第三話 閉塞する墓標(2)

 カナリー・ホスクローヴは、ジェスター院に入学する前のシャレイドであれば嫉みすら覚えそうな生まれ育ちの、言ってみればお嬢様だった。だが実際に彼女と接してみれば、そんな浅ましい感情を抱く暇も無い。それほどに彼女は溌剌として明朗快活、そして誰に対しても偏見を持たないという美点を備えていた。

 それまで己の特異な能力や、外縁星系人コースターという出自に悩まされてきたシャレイドは、彼女と共に過ごす内にそんなことでくよくよすることが、いかに時間の無駄であるかを思い知らされる。そのことに気づかせてくれただけでも、カナリーはシャレイドにとって得難い友人であった。

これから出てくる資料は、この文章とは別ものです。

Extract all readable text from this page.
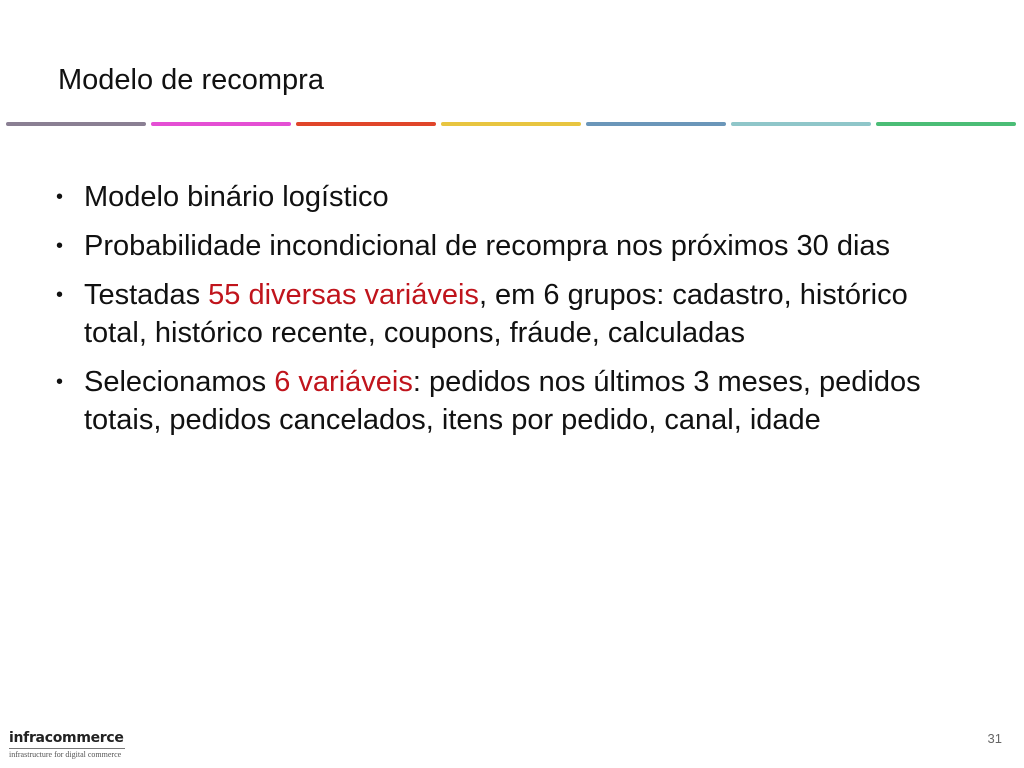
Modelo de recompra
• Modelo binário logístico
• Probabilidade incondicional de recompra nos próximos 30 dias
• Testadas 55 diversas variáveis, em 6 grupos: cadastro, histórico total, histórico recente, coupons, fráude, calculadas
• Selecionamos 6 variáveis: pedidos nos últimos 3 meses, pedidos totais, pedidos cancelados, itens por pedido, canal, idade
infracommerce
infrastructure for digital commerce
31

 そのカナリーの死をシャレイドが知ったのは、彼女が乗ったトーレランス78便が爆発四散してから数ヶ月のことだ。


 当時ミッダルトから脱出したばかりで、保安庁の目をかいくぐりながらあちこちに潜伏していたシャレイドは、外縁星系人コースターたちの地下組織に身を寄せていた。そこで彼は組織のメンバーから、トーレランス78便の爆破事件について初めて知らされたのである。


 カナリーの名を耳にしたわけではない。だがミッダルト発イシタナ行きの旅客船と聞いて、胸騒ぎがしたのも確かだった。やがて過去の報道記事の山から被害者名のリストを探し出して、その中にカナリー・ホスクローヴの名を発見したとき、シャレイドは自分の周囲がぐにゃりと歪むような、足元が急激に泥沼と化してしまったような覚束ない感覚に陥った。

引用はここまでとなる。